We started on a snowy morning at Luton airport on the first of February. Enough of us to fill a sixty seater coach. Led by the avuncular Bishop Stephen (only his mother can call him Steve) we were from parishes all over the diocese plus one or two from further afield - a retired solicitor from Rugby and Manasses, a priest from Ruanda. Low church, high church, extremely high church, and the not quite sure church, a typical sample from across the C of E.


Why were we all there? Many reasons. The buildings and places we visited criss-crossed Biblical tradition and Palestinian history, ancient and modern. The ruined stones of King David's city 3,000 years old were within sight of the great barrier wall started only twenty years ago to control the movement of Palestinians in and out of Israeli controlled territory. There were remarkable people: the nuns of the home for abandoned babies in Bethlehem; the elderly Christian Palestinian ladies at a day centre who danced for us. In the evenings we met more: the new principal of the Anglican theological college in Jerusalem, full of his ambassadorial role liaising with the leaders of Orthodox, Catholic, Moslem and Jewish groups; the two fathers, one Jewish, one Palestinian, members of the group Family Circle who travel round Israel and the West Bank pleading for peace and reconciliation.

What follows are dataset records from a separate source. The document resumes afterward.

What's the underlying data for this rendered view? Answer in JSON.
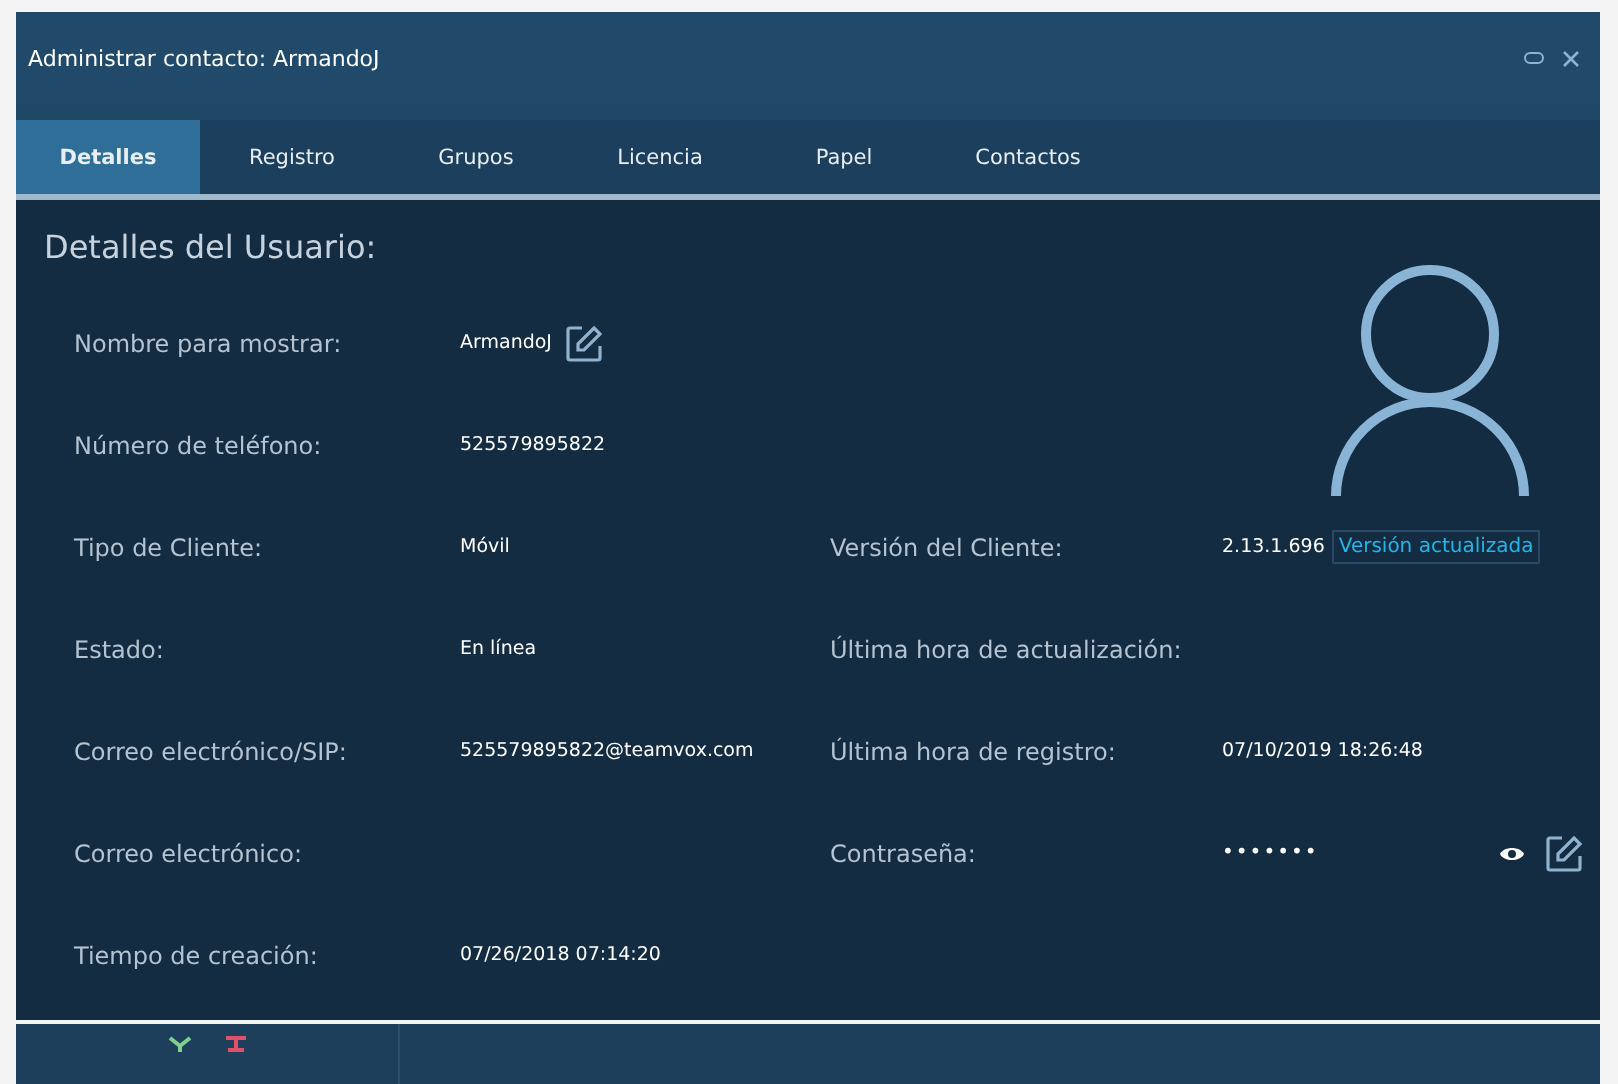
{
  "window": {
    "title": "Administrar contacto: ArmandoJ"
  },
  "tabs": [
    {
      "label": "Detalles",
      "selected": true
    },
    {
      "label": "Registro",
      "selected": false
    },
    {
      "label": "Grupos",
      "selected": false
    },
    {
      "label": "Licencia",
      "selected": false
    },
    {
      "label": "Papel",
      "selected": false
    },
    {
      "label": "Contactos",
      "selected": false
    }
  ],
  "section_title": "Detalles del Usuario:",
  "rows": [
    {
      "left": {
        "label": "Nombre para mostrar:",
        "value": "ArmandoJ",
        "editable": true
      }
    },
    {
      "left": {
        "label": "Número de teléfono:",
        "value": "525579895822"
      }
    },
    {
      "left": {
        "label": "Tipo de Cliente:",
        "value": "Móvil"
      },
      "right": {
        "label": "Versión del Cliente:",
        "value": "2.13.1.696",
        "badge": "Versión actualizada"
      }
    },
    {
      "left": {
        "label": "Estado:",
        "value": "En línea"
      },
      "right": {
        "label": "Última hora de actualización:"
      }
    },
    {
      "left": {
        "label": "Correo electrónico/SIP:",
        "value": "525579895822@teamvox.com"
      },
      "right": {
        "label": "Última hora de registro:",
        "value": "07/10/2019 18:26:48"
      }
    },
    {
      "left": {
        "label": "Correo electrónico:"
      },
      "right": {
        "label": "Contraseña:",
        "value": "•••••••",
        "revealable": true,
        "editable": true
      }
    },
    {
      "left": {
        "label": "Tiempo de creación:",
        "value": "07/26/2018 07:14:20"
      }
    }
  ]
}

Their qualifications? The loss of daughters in the conflict aged 14 and 10. 


Days were punctuated by services. Morning prayers on the bus, Eucharist on the shores of Lake Galilee, reflections at the Stations of the Cross.

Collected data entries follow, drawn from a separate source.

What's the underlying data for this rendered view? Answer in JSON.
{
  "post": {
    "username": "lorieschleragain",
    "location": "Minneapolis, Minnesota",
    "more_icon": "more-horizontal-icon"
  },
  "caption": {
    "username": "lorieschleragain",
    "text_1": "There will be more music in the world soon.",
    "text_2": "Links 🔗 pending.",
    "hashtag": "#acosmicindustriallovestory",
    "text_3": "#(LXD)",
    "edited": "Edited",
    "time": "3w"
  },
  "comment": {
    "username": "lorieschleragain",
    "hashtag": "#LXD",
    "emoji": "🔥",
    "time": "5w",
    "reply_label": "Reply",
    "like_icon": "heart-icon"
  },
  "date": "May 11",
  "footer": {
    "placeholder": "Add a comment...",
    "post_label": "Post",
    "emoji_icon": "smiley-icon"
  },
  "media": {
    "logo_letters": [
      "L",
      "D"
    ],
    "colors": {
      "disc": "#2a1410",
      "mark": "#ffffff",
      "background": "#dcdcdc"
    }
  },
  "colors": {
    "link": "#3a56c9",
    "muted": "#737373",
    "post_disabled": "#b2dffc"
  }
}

Things are calmer now in Palestine than when I last came three years ago. So there are more tourists. Many more. From all over the world: Chinese, Koreans, Colombians, Poles. The major sites are a babble of different languages as groups hussle past eachother.

Perhaps that is what this pilgrimage has been most, a chance to rub up against humanity, from near and far, and think for a few days on what we all have in common. Is it curiosity, is it faith, or is it just a capacity to challenge ourselves while sharing our own stories for a few days?